I was listening to The Crash Crew just last week, brilliant stuff.
HELP SHE CAN'T SWIM/ CASSETTE FOR CASSETTE/ GO! TEAM GO! - The Wheatsheaf, 17/6/05
The Crash Crew liked them. So did Tele:funken. I like them too. I'm talking about the gloriously wonky and dissonant ice cream van chimes that used to echo through many a sunburned suburban suburb in my youth. For this reason, I find myself liking the keyboards in in tonight's set by Go! Team Go! When their lopsided, detuned innocence is not recalling the warcry of Mr. Whippy, they sound like those dinky baseball match organs that are probably the US equivalent.
Plinks and plonks aside, the show definitely falls on the shambolic side of messy, with untrained vocals yelped willy-nilly over arrhythmic drums and amateurish guitar, but the overall effect is relatively pleasing, and makes you think you're shambling round a youth club in 1986. However, making me think of ice lollies when The Wheatsheaf is this hot shouldn't be allowed.
Cassette For Cassette look very bored onstage. This is because
a) They've been told it's cool to look very bored
b) They're a bit shy, and don't know what to do with themselves
c) They're very bored
Let's hope the answer's b), otherwise I give up on them now, so depressing are the other options.

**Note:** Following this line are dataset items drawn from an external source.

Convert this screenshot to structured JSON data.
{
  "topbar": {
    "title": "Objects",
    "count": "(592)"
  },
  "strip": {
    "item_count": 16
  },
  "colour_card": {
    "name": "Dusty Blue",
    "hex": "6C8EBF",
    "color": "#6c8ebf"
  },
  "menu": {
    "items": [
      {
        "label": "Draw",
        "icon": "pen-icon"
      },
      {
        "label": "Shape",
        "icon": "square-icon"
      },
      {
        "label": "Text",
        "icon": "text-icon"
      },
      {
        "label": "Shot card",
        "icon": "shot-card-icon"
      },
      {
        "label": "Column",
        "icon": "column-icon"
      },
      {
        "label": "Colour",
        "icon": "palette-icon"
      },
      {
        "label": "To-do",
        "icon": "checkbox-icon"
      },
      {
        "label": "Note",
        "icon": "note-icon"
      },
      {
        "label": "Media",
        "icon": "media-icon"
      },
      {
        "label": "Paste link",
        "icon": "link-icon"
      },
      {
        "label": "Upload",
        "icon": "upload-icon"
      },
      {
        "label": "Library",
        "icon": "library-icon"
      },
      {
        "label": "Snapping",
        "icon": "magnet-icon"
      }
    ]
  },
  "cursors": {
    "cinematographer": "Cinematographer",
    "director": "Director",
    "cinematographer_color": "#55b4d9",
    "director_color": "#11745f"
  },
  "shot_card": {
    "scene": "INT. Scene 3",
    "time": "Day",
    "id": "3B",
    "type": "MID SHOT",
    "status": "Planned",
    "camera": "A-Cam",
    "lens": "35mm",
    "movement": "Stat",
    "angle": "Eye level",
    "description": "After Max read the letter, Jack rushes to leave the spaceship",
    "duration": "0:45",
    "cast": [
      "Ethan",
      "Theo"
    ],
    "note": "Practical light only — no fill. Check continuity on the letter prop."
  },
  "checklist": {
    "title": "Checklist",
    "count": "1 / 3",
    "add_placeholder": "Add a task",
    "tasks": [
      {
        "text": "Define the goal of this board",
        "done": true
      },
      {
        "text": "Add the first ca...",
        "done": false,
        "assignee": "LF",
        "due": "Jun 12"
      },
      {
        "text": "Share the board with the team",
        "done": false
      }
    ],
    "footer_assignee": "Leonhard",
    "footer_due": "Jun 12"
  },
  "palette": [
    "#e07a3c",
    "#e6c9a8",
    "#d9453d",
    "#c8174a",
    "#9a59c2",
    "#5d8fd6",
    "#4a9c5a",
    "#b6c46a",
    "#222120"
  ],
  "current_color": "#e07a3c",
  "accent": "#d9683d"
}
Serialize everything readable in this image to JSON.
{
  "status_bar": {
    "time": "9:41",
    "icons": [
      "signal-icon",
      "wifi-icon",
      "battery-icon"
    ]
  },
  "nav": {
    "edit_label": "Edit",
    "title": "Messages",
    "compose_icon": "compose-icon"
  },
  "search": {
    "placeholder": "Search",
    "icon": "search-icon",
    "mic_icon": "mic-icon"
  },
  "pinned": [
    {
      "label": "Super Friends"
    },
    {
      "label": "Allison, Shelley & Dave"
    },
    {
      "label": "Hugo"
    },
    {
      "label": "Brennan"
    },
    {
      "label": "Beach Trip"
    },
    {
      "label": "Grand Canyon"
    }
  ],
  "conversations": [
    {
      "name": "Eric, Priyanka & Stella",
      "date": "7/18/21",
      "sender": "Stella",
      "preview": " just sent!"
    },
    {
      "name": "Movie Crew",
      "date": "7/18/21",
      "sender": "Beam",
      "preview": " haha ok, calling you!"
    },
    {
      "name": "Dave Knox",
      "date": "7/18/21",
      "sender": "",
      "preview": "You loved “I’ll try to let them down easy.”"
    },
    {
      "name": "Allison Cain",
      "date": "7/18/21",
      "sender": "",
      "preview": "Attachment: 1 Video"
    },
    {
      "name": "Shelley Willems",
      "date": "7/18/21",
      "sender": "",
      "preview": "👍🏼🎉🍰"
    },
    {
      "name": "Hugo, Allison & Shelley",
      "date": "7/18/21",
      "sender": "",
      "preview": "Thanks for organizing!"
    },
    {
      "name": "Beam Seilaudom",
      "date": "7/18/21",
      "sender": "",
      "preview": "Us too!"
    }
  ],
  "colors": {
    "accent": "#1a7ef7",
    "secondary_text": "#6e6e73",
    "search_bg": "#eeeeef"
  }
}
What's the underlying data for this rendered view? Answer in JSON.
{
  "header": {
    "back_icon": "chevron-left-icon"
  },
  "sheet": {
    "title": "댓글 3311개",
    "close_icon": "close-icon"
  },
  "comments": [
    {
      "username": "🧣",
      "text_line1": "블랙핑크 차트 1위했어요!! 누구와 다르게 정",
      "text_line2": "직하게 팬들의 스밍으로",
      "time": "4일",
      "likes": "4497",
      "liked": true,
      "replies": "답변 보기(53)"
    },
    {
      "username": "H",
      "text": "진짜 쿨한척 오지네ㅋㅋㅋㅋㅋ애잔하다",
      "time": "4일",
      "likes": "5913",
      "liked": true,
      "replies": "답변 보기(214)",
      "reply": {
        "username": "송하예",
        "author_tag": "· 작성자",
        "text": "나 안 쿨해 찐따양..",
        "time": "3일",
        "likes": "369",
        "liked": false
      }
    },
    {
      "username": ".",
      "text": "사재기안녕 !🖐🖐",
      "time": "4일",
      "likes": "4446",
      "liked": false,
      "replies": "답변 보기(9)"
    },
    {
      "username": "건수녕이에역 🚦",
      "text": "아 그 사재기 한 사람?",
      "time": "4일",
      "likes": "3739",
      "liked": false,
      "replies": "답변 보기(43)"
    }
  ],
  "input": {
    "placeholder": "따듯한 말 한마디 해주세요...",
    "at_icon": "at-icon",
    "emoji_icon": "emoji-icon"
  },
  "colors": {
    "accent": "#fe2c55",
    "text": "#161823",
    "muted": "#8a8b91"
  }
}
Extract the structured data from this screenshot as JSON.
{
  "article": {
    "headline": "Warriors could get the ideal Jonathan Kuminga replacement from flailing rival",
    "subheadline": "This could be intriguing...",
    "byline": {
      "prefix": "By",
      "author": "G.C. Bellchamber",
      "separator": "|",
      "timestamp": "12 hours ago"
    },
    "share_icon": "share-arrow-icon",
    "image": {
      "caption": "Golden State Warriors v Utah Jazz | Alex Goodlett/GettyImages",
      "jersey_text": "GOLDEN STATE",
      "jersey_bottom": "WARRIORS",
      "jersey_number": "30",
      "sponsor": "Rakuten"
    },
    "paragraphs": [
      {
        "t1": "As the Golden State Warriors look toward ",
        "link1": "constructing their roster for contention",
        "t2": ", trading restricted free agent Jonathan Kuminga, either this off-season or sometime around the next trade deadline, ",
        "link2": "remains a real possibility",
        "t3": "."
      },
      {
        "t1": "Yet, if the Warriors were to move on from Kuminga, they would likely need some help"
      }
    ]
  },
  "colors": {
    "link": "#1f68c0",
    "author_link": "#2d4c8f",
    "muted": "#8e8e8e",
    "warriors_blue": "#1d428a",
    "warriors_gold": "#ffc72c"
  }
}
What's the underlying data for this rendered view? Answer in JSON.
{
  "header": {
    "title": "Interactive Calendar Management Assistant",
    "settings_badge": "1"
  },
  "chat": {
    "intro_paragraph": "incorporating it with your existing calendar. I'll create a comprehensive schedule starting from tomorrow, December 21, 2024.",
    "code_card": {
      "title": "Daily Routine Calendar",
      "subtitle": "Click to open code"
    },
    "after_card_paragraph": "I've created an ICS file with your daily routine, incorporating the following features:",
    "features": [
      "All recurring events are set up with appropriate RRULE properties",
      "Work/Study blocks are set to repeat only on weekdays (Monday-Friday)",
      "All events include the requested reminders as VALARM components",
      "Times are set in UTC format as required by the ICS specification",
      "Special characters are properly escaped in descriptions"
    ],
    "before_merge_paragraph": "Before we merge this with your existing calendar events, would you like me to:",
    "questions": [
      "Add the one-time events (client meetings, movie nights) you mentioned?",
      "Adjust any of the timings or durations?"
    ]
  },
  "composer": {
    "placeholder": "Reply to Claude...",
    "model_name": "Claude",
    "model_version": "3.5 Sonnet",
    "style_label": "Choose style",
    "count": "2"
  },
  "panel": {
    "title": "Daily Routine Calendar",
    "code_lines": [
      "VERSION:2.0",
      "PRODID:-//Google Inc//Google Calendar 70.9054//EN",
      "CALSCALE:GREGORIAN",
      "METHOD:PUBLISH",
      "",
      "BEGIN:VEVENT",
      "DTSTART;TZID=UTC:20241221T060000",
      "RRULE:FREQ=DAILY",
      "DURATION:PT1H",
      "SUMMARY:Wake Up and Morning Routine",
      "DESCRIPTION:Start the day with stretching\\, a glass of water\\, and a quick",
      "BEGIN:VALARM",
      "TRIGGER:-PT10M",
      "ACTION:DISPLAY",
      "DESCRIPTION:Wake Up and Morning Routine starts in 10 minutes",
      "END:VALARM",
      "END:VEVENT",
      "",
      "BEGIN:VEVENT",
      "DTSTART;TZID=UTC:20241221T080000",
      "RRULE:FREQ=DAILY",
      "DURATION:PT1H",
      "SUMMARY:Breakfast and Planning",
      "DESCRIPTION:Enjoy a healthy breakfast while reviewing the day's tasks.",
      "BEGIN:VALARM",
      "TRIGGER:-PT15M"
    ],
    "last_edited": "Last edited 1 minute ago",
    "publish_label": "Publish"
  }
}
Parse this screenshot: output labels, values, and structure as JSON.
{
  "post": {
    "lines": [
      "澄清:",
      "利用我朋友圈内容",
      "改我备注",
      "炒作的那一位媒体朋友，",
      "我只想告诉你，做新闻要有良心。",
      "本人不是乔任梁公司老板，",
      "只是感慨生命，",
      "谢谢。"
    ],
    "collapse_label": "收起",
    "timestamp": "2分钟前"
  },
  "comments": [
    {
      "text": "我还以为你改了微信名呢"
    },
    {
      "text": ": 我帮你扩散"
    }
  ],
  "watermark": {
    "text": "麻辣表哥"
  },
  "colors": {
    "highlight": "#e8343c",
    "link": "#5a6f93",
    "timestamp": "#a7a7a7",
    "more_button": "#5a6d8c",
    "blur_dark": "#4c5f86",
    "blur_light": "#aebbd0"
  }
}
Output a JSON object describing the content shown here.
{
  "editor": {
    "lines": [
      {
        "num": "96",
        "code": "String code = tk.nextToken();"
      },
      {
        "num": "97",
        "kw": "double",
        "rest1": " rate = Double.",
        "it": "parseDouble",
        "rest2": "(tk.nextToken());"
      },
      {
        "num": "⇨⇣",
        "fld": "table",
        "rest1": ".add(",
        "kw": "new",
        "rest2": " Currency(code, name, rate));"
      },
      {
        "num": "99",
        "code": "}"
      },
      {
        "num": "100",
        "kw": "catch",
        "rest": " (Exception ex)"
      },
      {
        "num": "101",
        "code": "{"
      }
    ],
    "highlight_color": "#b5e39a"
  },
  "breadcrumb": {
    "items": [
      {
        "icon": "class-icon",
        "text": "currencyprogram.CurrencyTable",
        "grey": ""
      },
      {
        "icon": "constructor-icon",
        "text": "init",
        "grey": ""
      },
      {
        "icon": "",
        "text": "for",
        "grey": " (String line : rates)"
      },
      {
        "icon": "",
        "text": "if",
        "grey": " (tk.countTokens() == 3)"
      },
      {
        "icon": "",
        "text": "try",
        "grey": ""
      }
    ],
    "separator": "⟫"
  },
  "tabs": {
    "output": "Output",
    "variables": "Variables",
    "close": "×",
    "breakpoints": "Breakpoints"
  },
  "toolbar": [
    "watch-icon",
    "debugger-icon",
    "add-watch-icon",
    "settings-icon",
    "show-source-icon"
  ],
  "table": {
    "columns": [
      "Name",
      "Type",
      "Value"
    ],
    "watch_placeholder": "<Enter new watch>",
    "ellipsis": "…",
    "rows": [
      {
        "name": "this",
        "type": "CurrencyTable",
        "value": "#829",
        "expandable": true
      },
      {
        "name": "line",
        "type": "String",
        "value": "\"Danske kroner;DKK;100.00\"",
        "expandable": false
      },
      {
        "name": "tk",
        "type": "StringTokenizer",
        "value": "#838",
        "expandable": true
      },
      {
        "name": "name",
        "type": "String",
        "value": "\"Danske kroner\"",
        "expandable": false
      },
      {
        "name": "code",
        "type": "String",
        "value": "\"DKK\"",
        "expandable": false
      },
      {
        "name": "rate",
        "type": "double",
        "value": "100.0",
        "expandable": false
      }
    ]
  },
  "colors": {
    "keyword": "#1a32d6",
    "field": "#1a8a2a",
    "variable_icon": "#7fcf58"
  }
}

CFC's songs oscillate between "sparse" and "vacant", sounding something like The Breeders under very heavy sedation, with the announcer from Bank tube station on flat vocals. The syndrum interjections add a neat robotic edge to a few tracks, but the detached and unemotional trick is only ever pulled off by bands that can play very tightly indeed. CFC cannot play play very tightly indeed. Or maybe they can, and they're just too bored to do so. They should be careful they don't spend so much time being bored that the audience gets there first and pisses off somewhere less humid.
Lack of effort is not an accusation you could level against Help She Can't Swim. In a crowded, sweaty venue so warm it makes the B-52's Love Shack look like an industrial meatlocker, HSCS are throwing themselves round the stage and into the music with wild abandon.
I overhear a man claim the band are "the second coming of Bis", and there's definitely more cute indie bumblepop in evidence than you could throw a plastic Miffy hairclip at, but HSCS differ from Go! Team Go! and their ilk by exchanging shambolic for fervent, rehearsing once in a while, and writing the odd tune. Hardly a revelation, then, but they're certainly the only act on tonight to put a little sugary pop verve into my life, whihc is a minor achievement.